A recent succession of draws may have caused some concern among Rangers fans, but the numbers game reveals that their three nearest challengers have lost fifteen games between them in the first eighteen games this term. Warnock’s men have conceded just eight goals, six fewer than third-placed Swansea.
And the Swans sum up QPR’s achievement thus far. But for a clever turn and shot from their departed loanee Marvin Emnes just over a fortnight ago, Cardiff would have gained a point from the South Wales derby. And three days later, 40 miles west along the M4, only Jonathan Stead’s strike for Bristol City stood between Swansea and the avoidance of their sole defeat at the Liberty Stadium this season.
QPR haven’t just avoided defeat at Loftus Road. They’ve avoided it anywhere, including at the City Ground prior to Saturday’s victory over Preston. That result was put into context when Nottingham Forest were the second successive side to take all three points from the Welsh capital at the weekend.

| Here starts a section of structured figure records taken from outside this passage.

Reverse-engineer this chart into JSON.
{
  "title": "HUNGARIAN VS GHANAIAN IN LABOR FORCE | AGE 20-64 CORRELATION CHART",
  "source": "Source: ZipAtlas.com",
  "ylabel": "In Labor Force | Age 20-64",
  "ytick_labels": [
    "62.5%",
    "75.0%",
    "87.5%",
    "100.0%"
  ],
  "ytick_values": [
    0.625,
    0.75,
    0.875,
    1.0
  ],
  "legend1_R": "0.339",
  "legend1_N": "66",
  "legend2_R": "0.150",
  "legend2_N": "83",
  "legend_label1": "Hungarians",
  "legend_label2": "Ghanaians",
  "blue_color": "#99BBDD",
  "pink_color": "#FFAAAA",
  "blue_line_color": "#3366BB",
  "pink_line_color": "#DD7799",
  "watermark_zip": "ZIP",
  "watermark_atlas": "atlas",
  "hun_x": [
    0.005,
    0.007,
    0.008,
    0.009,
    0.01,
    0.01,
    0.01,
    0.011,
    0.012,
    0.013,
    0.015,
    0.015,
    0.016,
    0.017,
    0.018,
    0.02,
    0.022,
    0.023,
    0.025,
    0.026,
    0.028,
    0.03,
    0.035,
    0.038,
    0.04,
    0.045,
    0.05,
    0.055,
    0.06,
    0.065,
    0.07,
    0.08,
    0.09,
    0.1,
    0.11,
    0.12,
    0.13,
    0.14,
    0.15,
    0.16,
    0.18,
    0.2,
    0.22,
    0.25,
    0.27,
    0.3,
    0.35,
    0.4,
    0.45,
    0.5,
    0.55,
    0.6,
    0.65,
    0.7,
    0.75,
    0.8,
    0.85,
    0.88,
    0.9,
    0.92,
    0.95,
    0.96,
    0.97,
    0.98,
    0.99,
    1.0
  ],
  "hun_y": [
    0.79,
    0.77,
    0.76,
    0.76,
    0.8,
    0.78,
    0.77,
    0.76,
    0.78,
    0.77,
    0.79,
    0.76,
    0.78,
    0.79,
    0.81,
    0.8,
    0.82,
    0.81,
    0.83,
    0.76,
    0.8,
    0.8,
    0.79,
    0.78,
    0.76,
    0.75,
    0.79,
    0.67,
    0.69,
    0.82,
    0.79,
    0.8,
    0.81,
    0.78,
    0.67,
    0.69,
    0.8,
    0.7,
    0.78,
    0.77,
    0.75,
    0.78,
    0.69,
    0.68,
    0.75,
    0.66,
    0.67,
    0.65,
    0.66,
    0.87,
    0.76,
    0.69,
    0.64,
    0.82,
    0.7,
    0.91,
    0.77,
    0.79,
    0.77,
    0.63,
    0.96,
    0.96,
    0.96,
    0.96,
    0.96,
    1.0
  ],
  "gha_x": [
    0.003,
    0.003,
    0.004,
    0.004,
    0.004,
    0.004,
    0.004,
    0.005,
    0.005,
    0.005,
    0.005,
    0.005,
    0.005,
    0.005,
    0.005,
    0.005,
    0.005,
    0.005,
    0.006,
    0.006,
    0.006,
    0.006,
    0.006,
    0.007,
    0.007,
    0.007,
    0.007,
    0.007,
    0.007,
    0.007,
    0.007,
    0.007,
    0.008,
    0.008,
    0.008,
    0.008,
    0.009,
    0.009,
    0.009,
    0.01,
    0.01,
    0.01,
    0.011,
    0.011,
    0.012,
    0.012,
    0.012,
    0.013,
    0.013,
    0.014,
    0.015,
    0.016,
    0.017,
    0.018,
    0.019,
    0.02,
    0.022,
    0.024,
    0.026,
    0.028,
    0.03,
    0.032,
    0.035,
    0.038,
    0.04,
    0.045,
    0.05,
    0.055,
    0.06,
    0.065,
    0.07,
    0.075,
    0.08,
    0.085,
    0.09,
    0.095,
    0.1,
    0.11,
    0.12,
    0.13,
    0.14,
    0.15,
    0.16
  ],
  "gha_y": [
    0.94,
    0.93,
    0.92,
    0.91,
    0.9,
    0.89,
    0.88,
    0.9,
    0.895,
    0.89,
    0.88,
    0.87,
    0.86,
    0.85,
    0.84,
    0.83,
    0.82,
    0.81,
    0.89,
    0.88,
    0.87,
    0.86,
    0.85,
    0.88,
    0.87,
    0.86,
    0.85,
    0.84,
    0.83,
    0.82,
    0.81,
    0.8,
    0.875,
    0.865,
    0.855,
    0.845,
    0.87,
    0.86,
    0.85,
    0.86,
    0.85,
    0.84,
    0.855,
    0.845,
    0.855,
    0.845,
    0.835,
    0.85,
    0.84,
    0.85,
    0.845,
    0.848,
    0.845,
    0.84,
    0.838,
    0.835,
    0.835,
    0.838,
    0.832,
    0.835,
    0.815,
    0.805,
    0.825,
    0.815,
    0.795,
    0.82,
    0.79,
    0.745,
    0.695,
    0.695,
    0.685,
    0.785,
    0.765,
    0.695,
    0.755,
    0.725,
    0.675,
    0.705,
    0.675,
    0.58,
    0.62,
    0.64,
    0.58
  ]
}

And Cardiff will hope to recover by snatching top spot back on their trip to the English capital.
They may well be the team to end Rangers’ unbeaten run, but they will have to work exceptionally hard in order to do so.
Kyle Walker will keep pace with Craig Bellamy and make him work hard heading in the opposite direction too. Seyi Olofinjana will have his hands full dealing with Taarabt. And after Forest centre-backs Wes Morgan and Luke Chambers restricted Bothroyd and co to a solitary shot on target in their encounter at the Cardiff City Stadium, the formidable Rangers rearguard led by Kaspars Gorkss will fancy their chances of nullifying the division’s most feared strikeforce.
It is a mouthwatering prospect and one, above any other this season, which could do with live television coverage. Sadly, that is not to be. Those in attendance can nevertheless anticipate a fascinating clash between the two best teams in the Football League.
And it is about time that Queen’s Park Rangers received an accolade on this particular Football League blog for being the best.